Teresa Romero Selected as First Woman President of United Farm Workers
By Negin Owliaei
Over the past several decades, United Farm Workers has changed the tenor of labor organizing for one of America’s most vulnerable groups of workers. Last month, the labor union added a new page to that history by selecting Teresa Romero as its new president. A veteran of UFW’s administrative staff, Romero will become the union’s first woman president. UFW also says she’ll be the first immigrant woman to head a national union.
Romero will take over for current president Arturo Rodriguez when he steps down later this year. When she does, she’ll become the third president in UFW history, following Rodriguez and famed UFW co-founder Cesar Chavez.
While she may not have formally led the union as president, civil rights activist Dolores Huerta co-founded the organization and played a key role in its development — in addition to coining their iconic “Sí se puede” slogan. Though Huerta stepped away from the union to start her own foundation, she continues to be one of the public faces associated with the farmworker justice movement.
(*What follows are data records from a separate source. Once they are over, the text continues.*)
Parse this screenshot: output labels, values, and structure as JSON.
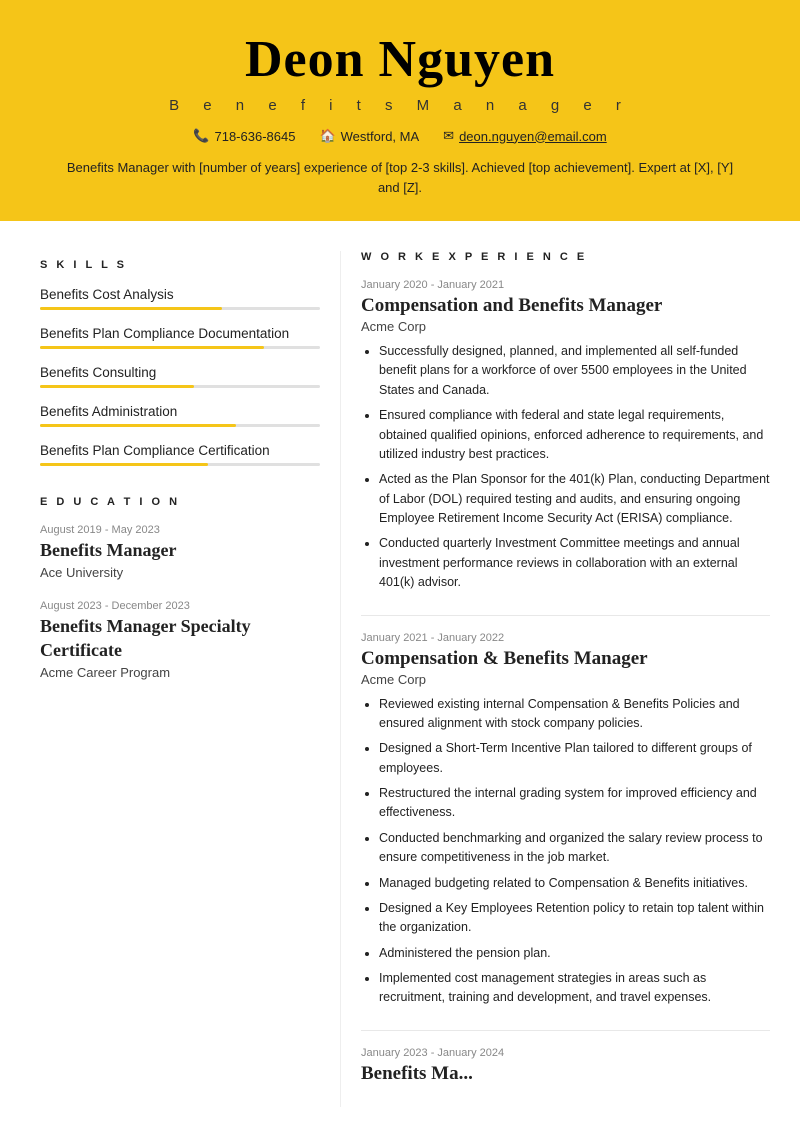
{
  "header": {
    "name": "Deon Nguyen",
    "title": "B e n e f i t s   M a n a g e r",
    "phone": "718-636-8645",
    "location": "Westford, MA",
    "email": "deon.nguyen@email.com",
    "summary": "Benefits Manager with [number of years] experience of [top 2-3 skills]. Achieved [top achievement]. Expert at [X], [Y] and [Z]."
  },
  "skills_header": "S K I L L S",
  "skills": [
    {
      "name": "Benefits Cost Analysis",
      "fill_pct": 65
    },
    {
      "name": "Benefits Plan Compliance Documentation",
      "fill_pct": 80
    },
    {
      "name": "Benefits Consulting",
      "fill_pct": 55
    },
    {
      "name": "Benefits Administration",
      "fill_pct": 70
    },
    {
      "name": "Benefits Plan Compliance Certification",
      "fill_pct": 60
    }
  ],
  "education_header": "E D U C A T I O N",
  "education": [
    {
      "dates": "August 2019 - May 2023",
      "degree": "Benefits Manager",
      "institution": "Ace University"
    },
    {
      "dates": "August 2023 - December 2023",
      "degree": "Benefits Manager Specialty Certificate",
      "institution": "Acme Career Program"
    }
  ],
  "work_header": "W O R K  E X P E R I E N C E",
  "jobs": [
    {
      "dates": "January 2020 - January 2021",
      "title": "Compensation and Benefits Manager",
      "company": "Acme Corp",
      "bullets": [
        "Successfully designed, planned, and implemented all self-funded benefit plans for a workforce of over 5500 employees in the United States and Canada.",
        "Ensured compliance with federal and state legal requirements, obtained qualified opinions, enforced adherence to requirements, and utilized industry best practices.",
        "Acted as the Plan Sponsor for the 401(k) Plan, conducting Department of Labor (DOL) required testing and audits, and ensuring ongoing Employee Retirement Income Security Act (ERISA) compliance.",
        "Conducted quarterly Investment Committee meetings and annual investment performance reviews in collaboration with an external 401(k) advisor."
      ]
    },
    {
      "dates": "January 2021 - January 2022",
      "title": "Compensation & Benefits Manager",
      "company": "Acme Corp",
      "bullets": [
        "Reviewed existing internal Compensation & Benefits Policies and ensured alignment with stock company policies.",
        "Designed a Short-Term Incentive Plan tailored to different groups of employees.",
        "Restructured the internal grading system for improved efficiency and effectiveness.",
        "Conducted benchmarking and organized the salary review process to ensure competitiveness in the job market.",
        "Managed budgeting related to Compensation & Benefits initiatives.",
        "Designed a Key Employees Retention policy to retain top talent within the organization.",
        "Administered the pension plan.",
        "Implemented cost management strategies in areas such as recruitment, training and development, and travel expenses."
      ]
    },
    {
      "dates": "January 2023 - January 2024",
      "title": "Benefits Ma...",
      "company": "",
      "bullets": []
    }
  ]
}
Huerta was one of the organizers of the Delano grape boycott in the 1960s, building on the strike from Filipino workers on California’s grape farms. The boycott brought widespread attention to the poor pay and conditions of the workers in California’s fields, eventually gaining international momentum and forcing farms to improve their working conditions. Huerta also negotiated the first collective bargaining contract in the U.S. with an agricultural business.
In her time at UFW — and through her organizing work since left the union — Huerta has been vocal about the need for more women in labor leadership positions. “I am absolutely thrilled to see that we have a woman as the new president of the United Farm Workers,” Huerta told NBC News.
“About half of the people that work in the fields, maybe 40 percent, are women, often they are not really recognized…but they are a very, very, very big part not only of the workforce but also of the leadership of United Farm Workers.” Huerta also told NBC that the choice of Romero was a landmark decision “not just because she’s a woman because she’s so qualified…I think they have made a wonderful selection.”